Still No Illinois Budget; S&P Downgrades Chicago Convention Center Bonds by 7 Notches; Will Schools Open?

Courtesy of Mish.

Still No Illinois Budget Deal

The NFIB reports Still No Illinois Budget Deal.

No budget deal. Not even a one-month budget deal. Could a long summer turn into a long fall?

While Illinois has certainly had its share of extended sessions over the years, this one feels different. Normally the legislative leaders would be meeting daily, or at least weekly, to determine where they could find common ground with the governor.

Unfortunately, this time the “meetings” seem to be conducted in front of the press, with both sides unwilling to step across the proverbial line in the sand.

And, at the sake of over simplifying, Gov. Bruce Rauner has said he will “deal” with the Democrats on a tax hike if he gets his economic reform package. Democrats have said “no way” to his reforms and are now challenging him to hit the restart button and send them a new, balanced budget.

NFIB/Illinois is solidly in Rauner’s corner because he is fighting for many of the issues our members have been clamoring for: real workers’ compensation reform, changes in the prevailing wage laws, lawsuit reform and others. Illinois can’t, once again, increase costs for small businesses without giving them some relief.

S&P Downgrades Chicago Convention Center Bonds by 7 Notches

Thanks to the budget impasse in Illinois, debt repayments on convention center bonds were not made, placing the bonds in technical default.

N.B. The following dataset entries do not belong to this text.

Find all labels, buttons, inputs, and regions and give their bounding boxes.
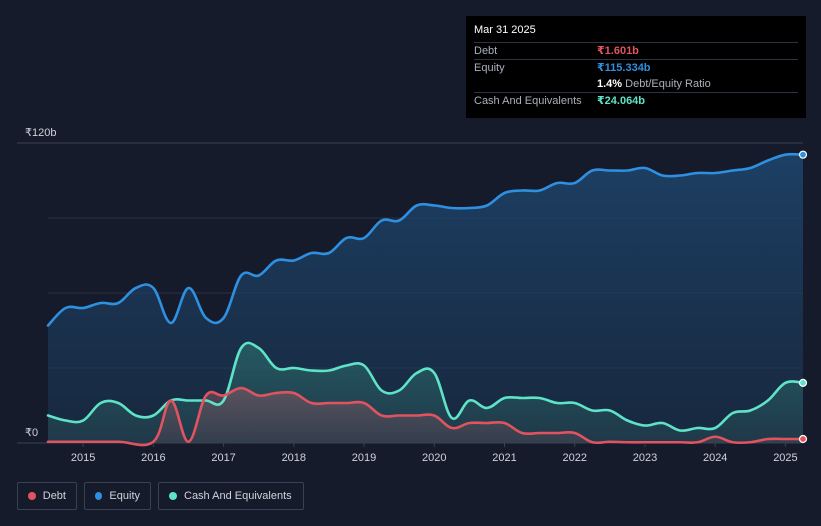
tooltip-equity-label: Equity xyxy=(474,62,505,74)
tooltip-debt-label: Debt xyxy=(474,45,498,57)
x-tick-label: 2020 xyxy=(422,452,446,464)
y-axis-ticks: ₹120b ₹0 xyxy=(25,127,56,439)
y-tick-label: ₹0 xyxy=(25,427,38,439)
x-axis-ticks: 2015 2016 2017 2018 2019 2020 2021 2022 2023 2024… xyxy=(71,443,798,464)
x-tick-label: 2016 xyxy=(141,452,165,464)
legend-equity-dot-icon xyxy=(95,492,103,500)
series-areas xyxy=(48,154,803,446)
equity-line xyxy=(46,152,805,327)
x-tick-label: 2022 xyxy=(563,452,587,464)
tooltip-ratio-value: 1.4% xyxy=(597,78,623,90)
debt-area xyxy=(48,388,803,446)
tooltip-ratio-block: 1.4% Debt/Equity Ratio xyxy=(597,76,711,92)
tooltip-cash-value: ₹24.064b xyxy=(597,95,646,107)
x-tick-label: 2021 xyxy=(492,452,516,464)
series-lines xyxy=(46,152,805,447)
legend-debt-dot-icon xyxy=(28,492,36,500)
y-tick-label: ₹120b xyxy=(25,127,56,139)
cash-endpoint xyxy=(798,378,808,387)
x-tick-label: 2017 xyxy=(211,452,235,464)
debt-line xyxy=(46,386,805,447)
tooltip-row-cash: Cash And Equivalents ₹24.064b xyxy=(474,92,798,109)
tooltip-debt-value: ₹1.601b xyxy=(597,45,639,57)
equity-endpoint xyxy=(798,150,808,159)
legend-debt-label: Debt xyxy=(42,490,66,502)
debt-endpoint xyxy=(798,434,808,444)
x-tick-label: 2015 xyxy=(71,452,95,464)
x-tick-label: 2018 xyxy=(282,452,306,464)
tooltip-row-equity: Equity ₹115.334b xyxy=(474,59,798,76)
tooltip-date: Mar 31 2025 xyxy=(474,24,536,36)
tooltip-row-debt: Debt ₹1.601b xyxy=(474,42,798,59)
legend-item-cash[interactable]: Cash And Equivalents xyxy=(158,482,304,510)
legend-cash-dot-icon xyxy=(169,492,177,500)
tooltip-cash-label: Cash And Equivalents xyxy=(474,95,582,107)
legend-item-debt[interactable]: Debt xyxy=(17,482,77,510)
x-tick-label: 2023 xyxy=(633,452,657,464)
x-tick-label: 2019 xyxy=(352,452,376,464)
tooltip-panel: Mar 31 2025 Debt ₹1.601b Equity ₹115.334… xyxy=(466,16,806,118)
x-tick-label: 2025 xyxy=(773,452,797,464)
legend-equity-label: Equity xyxy=(109,490,140,502)
legend-cash-label: Cash And Equivalents xyxy=(184,490,292,502)
tooltip-ratio-label: Debt/Equity Ratio xyxy=(625,78,711,90)
x-tick-label: 2024 xyxy=(703,452,727,464)
series-endpoints xyxy=(798,150,808,444)
tooltip-row-ratio: 1.4% Debt/Equity Ratio xyxy=(474,76,798,92)
legend-item-equity[interactable]: Equity xyxy=(84,482,151,510)
tooltip-equity-value: ₹115.334b xyxy=(597,62,651,74)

As a result, S&P Downgrades Chicago Convention Center Bonds by 7 Notches.

Illinois' ongoing budget battle led Standard & Poor's Ratings Services and Fitch Ratings on Wednesday to drop the rating on more than $3 billion of bonds issued for an expansion of Chicago's McCormick Place convention center.

Without a state budget for the fiscal year that started July 1, the Metropolitan Pier and Exposition Authority, which issued the bonds, informed bondholders on Monday that no tax revenue has been appropriated and that a $20.8 million monthly debt service deposit was not sent to the bond trustee last month.

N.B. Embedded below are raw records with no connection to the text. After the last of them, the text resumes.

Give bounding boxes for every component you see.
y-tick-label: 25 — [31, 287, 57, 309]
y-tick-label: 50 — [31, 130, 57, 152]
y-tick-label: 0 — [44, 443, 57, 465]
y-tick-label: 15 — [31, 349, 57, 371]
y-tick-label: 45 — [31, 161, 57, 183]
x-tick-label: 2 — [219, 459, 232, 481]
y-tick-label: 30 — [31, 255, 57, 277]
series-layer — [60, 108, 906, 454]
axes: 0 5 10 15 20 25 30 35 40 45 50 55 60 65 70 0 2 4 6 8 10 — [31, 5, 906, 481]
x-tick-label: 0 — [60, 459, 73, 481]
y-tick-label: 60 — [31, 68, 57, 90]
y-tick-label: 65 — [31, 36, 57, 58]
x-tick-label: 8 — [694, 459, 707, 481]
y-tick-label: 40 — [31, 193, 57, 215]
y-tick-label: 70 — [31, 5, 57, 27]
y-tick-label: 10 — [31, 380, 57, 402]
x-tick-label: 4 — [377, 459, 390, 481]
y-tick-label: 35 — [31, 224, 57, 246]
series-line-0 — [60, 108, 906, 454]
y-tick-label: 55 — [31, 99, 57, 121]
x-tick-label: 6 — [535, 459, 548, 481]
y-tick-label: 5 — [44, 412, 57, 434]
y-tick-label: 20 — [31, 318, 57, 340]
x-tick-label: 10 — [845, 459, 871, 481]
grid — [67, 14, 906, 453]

S&P downgraded the bonds by seven notches to BBB-plus from AAA. Analyst John Sugden said the rating will remain at BBB-plus and on a watch list for another possible downgrade despite the legislation. Fitch said it downgraded the bonds to BBB-plus, from AA-minus.

In secondary market trading on Wednesday, the spread for some of the authority's bonds over Municipal Market Data's benchmark triple-A yield scale jumped to 136 basis points from 88 basis points on July 28. That involved $5 million of bonds due in 2028, according to MMD.